El ayudante del sheriff Mogli corrió al límite de velocidad a lo largo de quince manzanas. Carlo arrancó el dardo del cuello del doctor Lecter, aliviado al ver que el agujero no sangraba. Bajo la piel se había formado un hematoma del tamaño de una moneda de veinticinco centavos. La inyección debía difundirse a través de una masa muscular grande. Aquel hijo de puta era capaz de morirse antes de que los cerdos pudieran acabar con él. Nadie hablaba en el interior de la furgoneta; sólo se oían las respiraciones y los graznidos de la radio de la policía bajo el salpicadero. El doctor Lecter yacía en el suelo envuelto en su distinguido abrigo, con el sombrero atrapado bajo la lustrosa cabeza y una mancha de sangre en el cuello de la camisa, elegante como un pavo en el escaparate del carnicero. Mogli se metió en un garaje y subió hasta el tercer nivel, donde se detuvieron el tiempo justo para arrancar las pegatinas de los costados de la furgoneta y cambiar las matrículas. No valía la pena. Mogli rió para sus adentros cuando la radio de la policía emitió el boletín. La operadora del novecientos once, malinterpretando al parecer la descripción de Starling, que le había hablado de «una furgoneta o minibús gris», emitió una llamada a todas las unidades para buscar un autobús de línea Greyhound. Se había de reconocer, no obstante, que había apuntado correctamente todos los números de la matrícula falsa excepto uno.

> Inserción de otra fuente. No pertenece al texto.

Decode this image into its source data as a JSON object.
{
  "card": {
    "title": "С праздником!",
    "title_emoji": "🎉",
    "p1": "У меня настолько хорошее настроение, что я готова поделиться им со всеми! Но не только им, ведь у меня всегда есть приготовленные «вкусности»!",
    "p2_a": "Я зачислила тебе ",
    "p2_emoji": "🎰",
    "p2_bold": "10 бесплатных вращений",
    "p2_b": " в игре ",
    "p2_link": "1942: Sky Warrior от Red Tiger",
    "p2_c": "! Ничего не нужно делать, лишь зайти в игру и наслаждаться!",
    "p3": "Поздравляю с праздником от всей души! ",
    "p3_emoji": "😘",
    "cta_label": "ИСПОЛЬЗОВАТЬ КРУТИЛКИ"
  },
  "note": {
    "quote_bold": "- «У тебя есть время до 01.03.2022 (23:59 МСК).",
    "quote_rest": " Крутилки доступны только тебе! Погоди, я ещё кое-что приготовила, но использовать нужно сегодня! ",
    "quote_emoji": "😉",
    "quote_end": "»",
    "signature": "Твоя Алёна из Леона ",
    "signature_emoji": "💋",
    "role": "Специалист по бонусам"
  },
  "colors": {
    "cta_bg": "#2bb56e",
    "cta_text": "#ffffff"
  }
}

—Igual que en Illinois —dijo Mogli.
—Lo he visto sacar la navaja y he creído que se iba a matar para librarse de lo que le tenemos preparado —dijo Carlo a Fiero y Tommaso—. Va a lamentar no haberse rebanado el pescuezo.
Mientras comprobaba las otras ruedas, Starling encontró el paquete junto al coche. Una botella de Cháteau d'Yquem de trescientos dólares y la tarjeta, escrita con aquella letra que le era tan familiar: «Feliz cumpleaños, Clarice». En ese momento comprendió lo que había visto.